The problem with this is that if all players were fully efficient there would be no inefficiency, hence there would be no economic value left. This may be an extreme view, and I certainly do not have empirical evidence to back it up, but it would seem to me that a ‘perfect’ economy where all players operated in a ‘not one single cent is wasted’ mode would be… well a dead economy.

A working example
If you run a law firm and you decide to aggressively slash your IT support budget to a point where your IT provider is no longer making a profit (let alone a decent one), he may not drop you immediately because he needs your money to make ends meet or wants to cling to the relationship in the hope of brighter days ahead.
But, if he wants to stay in business, he will likely have to cut on wages or let people go. And these people will have less money to spend in the supermarket, which, coincidently, happens to be your top billing client.

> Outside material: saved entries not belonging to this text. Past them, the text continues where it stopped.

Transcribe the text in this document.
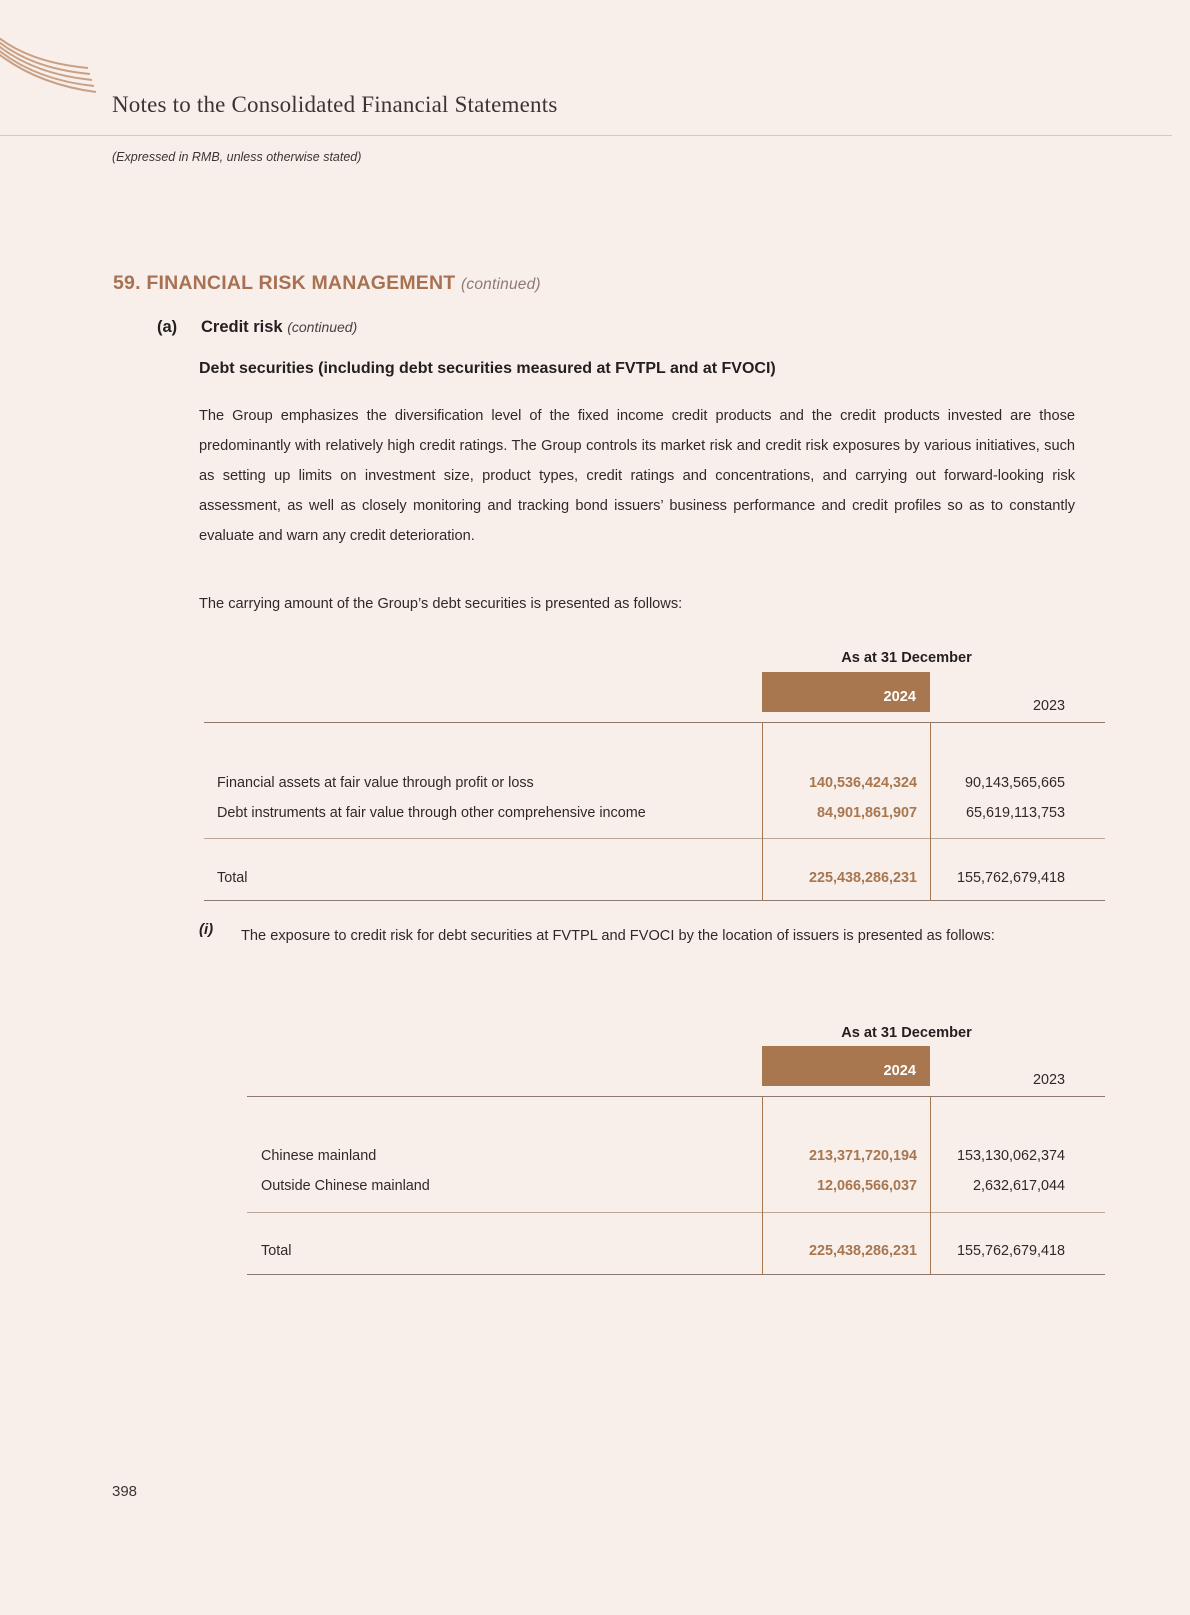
Notes to the Consolidated Financial Statements
(Expressed in RMB, unless otherwise stated)
59. FINANCIAL RISK MANAGEMENT (continued)
(a) Credit risk (continued)
Debt securities (including debt securities measured at FVTPL and at FVOCI)
The Group emphasizes the diversification level of the fixed income credit products and the credit products invested are those predominantly with relatively high credit ratings. The Group controls its market risk and credit risk exposures by various initiatives, such as setting up limits on investment size, product types, credit ratings and concentrations, and carrying out forward-looking risk assessment, as well as closely monitoring and tracking bond issuers’ business performance and credit profiles so as to constantly evaluate and warn any credit deterioration.
The carrying amount of the Group’s debt securities is presented as follows:
As at 31 December
2024
2023
Financial assets at fair value through profit or loss	140,536,424,324	90,143,565,665
Debt instruments at fair value through other comprehensive income	84,901,861,907	65,619,113,753
Total	225,438,286,231	155,762,679,418
(i) The exposure to credit risk for debt securities at FVTPL and FVOCI by the location of issuers is presented as follows:
As at 31 December
2024
2023
Chinese mainland	213,371,720,194	153,130,062,374
Outside Chinese mainland	12,066,566,037	2,632,617,044
Total	225,438,286,231	155,762,679,418
398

And the supermarket client, never slow to jump on the opportunity to cut a legal bill, will send you an email in due course requesting (should we say ‘demanding’) a fee discount given the “deterioration of the economic environment”. Sadly, that fee discount is higher than the money you saved on your IT support. The theory of eternal return adapted to the age of capitalism.

The right balance
At this point the reader may rightly ask whether I am advocating that a business leader should generously overspend for the sake of the good of society. Of course not.
But one has to find the right balance between maximising profit and rewarding fairly the people that we come into contact with in our daily business. Striking this balance is all the more necessary in times of economic hardship. If we don’t do this, I guarantee you that what goes around comes around.
I do not particularly like to label people (as human beings we are too complex to be labelled), but I would suggest that a relentless aggressive cost-cutter is a ‘one-dimensional manager’. A person with a broader view of things, however, is a true business leader.
And, I would suggest, we need less of the former, and more of the latter.